Fungi, plants, and animals have more in common than first meets the eye. Unlike archaea and bacteria, these organisms are eukaryotes, meaning that they store their genome in a dedicated subcellular compartment called the nucleus. The compartmentalization of the genome both safeguards the DNA and permits more intricate regulatory control over gene expression, but it causes a logistical problem. In order to regulate gene expression as well as synthesize proteins, select molecules must be able to cross the double-layered nuclear envelope in both directions. Nuclear pore complexes are the gatekeepers to the genome and the cytoplasm.
On the molecular scale, these proteinaceous channels are giant. They consist of multiple copies of over 30 different proteins that form 6-8 subcomplexes within each pore. Hundreds of individual proteins are required to build just one NPC, of which there are thousands embedded in the nuclear envelope of a single cell. “Due to the complexity of nuclear pore complexes and the fleeting nature of the assembly events, it has been technically challenging to study the assembly of these structures”, explains first author Shotaro Otsuka, who pursued the project during his postdoctoral research in the Ellenberg Lab before becoming a group leader at the Max Perutz Labs. Consequently, scientists have struggled to understand how these complex molecular machines are built.

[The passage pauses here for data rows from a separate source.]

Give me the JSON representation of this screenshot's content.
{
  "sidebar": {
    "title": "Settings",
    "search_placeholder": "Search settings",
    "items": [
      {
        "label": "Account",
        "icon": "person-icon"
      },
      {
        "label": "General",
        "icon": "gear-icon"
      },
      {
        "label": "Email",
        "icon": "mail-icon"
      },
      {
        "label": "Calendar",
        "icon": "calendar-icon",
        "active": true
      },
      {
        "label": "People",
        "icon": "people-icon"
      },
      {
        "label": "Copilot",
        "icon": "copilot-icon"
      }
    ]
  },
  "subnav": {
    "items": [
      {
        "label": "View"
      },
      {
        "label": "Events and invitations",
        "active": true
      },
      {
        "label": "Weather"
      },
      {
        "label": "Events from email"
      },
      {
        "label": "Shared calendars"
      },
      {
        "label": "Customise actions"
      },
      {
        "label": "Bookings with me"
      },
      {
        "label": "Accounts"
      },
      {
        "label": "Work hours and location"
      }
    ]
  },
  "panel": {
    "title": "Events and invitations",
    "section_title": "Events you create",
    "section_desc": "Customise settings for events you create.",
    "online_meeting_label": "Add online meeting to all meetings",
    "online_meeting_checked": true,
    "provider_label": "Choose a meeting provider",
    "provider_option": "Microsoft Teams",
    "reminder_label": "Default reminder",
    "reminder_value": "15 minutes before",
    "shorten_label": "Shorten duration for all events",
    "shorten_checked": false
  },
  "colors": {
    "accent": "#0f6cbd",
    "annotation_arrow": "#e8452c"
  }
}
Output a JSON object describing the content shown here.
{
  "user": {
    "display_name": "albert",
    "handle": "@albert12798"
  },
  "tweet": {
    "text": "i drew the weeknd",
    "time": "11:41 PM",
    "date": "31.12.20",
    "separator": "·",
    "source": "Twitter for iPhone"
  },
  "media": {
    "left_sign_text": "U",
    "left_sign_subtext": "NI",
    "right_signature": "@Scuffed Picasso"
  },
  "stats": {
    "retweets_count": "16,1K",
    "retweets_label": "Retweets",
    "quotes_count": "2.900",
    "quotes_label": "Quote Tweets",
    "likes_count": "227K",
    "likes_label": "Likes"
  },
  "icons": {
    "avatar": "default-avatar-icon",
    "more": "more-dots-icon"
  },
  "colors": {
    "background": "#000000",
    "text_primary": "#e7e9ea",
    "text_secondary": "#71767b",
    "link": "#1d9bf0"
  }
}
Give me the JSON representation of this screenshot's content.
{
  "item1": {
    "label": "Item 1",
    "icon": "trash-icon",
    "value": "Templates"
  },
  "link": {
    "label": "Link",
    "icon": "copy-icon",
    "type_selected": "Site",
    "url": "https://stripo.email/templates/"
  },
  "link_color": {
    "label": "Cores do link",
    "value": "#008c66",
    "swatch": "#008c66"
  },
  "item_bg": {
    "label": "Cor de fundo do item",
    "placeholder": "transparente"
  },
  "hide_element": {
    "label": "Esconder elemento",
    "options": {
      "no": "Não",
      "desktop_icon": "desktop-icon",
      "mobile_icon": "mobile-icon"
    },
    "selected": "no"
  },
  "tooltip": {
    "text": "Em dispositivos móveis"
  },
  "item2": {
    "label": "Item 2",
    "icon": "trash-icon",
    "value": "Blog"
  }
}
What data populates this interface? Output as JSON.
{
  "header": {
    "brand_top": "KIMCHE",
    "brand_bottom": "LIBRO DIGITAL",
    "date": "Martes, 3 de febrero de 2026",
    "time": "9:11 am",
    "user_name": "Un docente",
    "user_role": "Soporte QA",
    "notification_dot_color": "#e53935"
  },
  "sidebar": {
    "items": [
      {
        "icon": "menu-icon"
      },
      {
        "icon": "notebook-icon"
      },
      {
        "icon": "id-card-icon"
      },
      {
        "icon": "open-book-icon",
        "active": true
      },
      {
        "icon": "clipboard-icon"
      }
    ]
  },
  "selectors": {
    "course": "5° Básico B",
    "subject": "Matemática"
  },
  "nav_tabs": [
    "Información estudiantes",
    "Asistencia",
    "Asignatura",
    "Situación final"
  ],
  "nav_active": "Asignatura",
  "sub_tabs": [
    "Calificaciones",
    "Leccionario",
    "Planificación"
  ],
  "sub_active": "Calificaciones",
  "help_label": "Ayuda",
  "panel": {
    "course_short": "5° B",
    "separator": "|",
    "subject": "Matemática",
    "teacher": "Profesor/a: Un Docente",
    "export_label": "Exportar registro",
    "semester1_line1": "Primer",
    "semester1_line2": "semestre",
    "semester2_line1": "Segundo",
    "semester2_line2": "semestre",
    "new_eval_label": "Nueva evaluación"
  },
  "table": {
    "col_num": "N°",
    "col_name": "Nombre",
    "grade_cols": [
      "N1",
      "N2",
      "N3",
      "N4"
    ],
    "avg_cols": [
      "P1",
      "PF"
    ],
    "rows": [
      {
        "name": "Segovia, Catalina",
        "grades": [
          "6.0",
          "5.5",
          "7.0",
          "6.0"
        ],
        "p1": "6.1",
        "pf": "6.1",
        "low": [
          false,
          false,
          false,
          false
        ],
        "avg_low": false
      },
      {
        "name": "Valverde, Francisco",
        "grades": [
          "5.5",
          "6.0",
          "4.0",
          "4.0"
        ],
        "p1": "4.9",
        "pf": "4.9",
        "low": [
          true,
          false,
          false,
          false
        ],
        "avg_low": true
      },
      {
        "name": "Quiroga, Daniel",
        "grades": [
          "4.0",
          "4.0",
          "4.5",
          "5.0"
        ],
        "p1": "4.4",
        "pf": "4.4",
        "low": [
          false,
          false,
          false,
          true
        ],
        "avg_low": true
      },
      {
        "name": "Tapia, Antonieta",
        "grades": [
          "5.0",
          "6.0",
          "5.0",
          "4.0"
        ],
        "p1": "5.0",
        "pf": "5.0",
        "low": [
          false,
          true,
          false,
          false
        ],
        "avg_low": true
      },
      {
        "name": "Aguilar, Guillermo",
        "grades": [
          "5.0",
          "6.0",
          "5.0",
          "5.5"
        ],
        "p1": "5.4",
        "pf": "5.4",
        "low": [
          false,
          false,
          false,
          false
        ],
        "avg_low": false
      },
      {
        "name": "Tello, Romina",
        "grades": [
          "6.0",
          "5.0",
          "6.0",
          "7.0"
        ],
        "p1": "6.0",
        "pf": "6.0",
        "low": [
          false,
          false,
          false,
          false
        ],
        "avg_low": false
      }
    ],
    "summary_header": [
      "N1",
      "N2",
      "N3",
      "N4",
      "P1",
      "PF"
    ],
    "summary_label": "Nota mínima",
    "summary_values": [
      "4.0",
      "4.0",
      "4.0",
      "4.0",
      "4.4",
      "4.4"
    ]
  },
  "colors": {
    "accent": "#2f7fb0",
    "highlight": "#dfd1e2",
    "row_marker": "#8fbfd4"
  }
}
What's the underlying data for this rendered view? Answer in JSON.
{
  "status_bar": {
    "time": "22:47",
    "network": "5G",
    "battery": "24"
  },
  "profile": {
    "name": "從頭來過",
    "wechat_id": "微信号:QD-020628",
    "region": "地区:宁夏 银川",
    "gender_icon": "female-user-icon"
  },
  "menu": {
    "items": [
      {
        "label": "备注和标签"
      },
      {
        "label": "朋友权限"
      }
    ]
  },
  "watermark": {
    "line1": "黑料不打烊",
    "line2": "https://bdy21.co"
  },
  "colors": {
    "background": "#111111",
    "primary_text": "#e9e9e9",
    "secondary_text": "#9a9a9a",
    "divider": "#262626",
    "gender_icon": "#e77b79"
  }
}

To overcome the challenges associated with studying the NPC, the scientists utilized a quantitative fluorescence imaging approach previously developed in the Ellenberg lab. The technique allows them to count the absolute number of proteins involved in a specific process in the cell over time. First, they fluorescently tagged nucleoporins, the basic building blocks of NPCs. Using microscopy, they then quantified how their copy number changes during the assembly of NPCs. To integrate their data with structural models of the assembling NPC that they had previously obtained, the team collaborated with the lab of Andrej Sali (University of California San Franscisco). Utilizing computational modeling tools and their quantitative information on protein copy numbers over time, the scientists were able to propose a detailed model of post-mitotic NPC assembly.
In higher eukaryotes NPCs assemble around the reforming nuclear envelope during mitotic cell division, as well as during the nuclear envelope expansion phase of the cell cycle. The scientists data also revealed key mechanistic differences between the two assembly pathways. During post-mitotic NPC assembly, components of the central ring build the inner core of the pore prior to addition of either cytoplasmic or nuclear filament proteins. However, in interphase assembly during nuclear envelope expansion, the central ring is added only after the cytoplasmic and nuclear filaments are assembled. A key remaining challenge will be to create a similarly detailed model for NPC assembly during interphase. “Beyond the NPC, our approach of combining quantitative fluorescence live-cell imaging with existing structural data could also prove a useful strategy in helping to understand the assembly mechanisms of other molecular machines in the cell”, concludes Shotaro Otsuka.
Shotaro Otsuka, Jeremy O. B. Tempkin, Wanlu Zhang1 Antonio Z. Politi, Arina Rybina, M. Julius Hossain, Moritz Kueblbeck, Andrea Callegari, Birgit Koch, Natalia Rosalia Morero, Andrej Sali and Jan Ellenberg: A quantitative map of nuclear pore assembly reveals two distinct mechanisms. Nature 2023.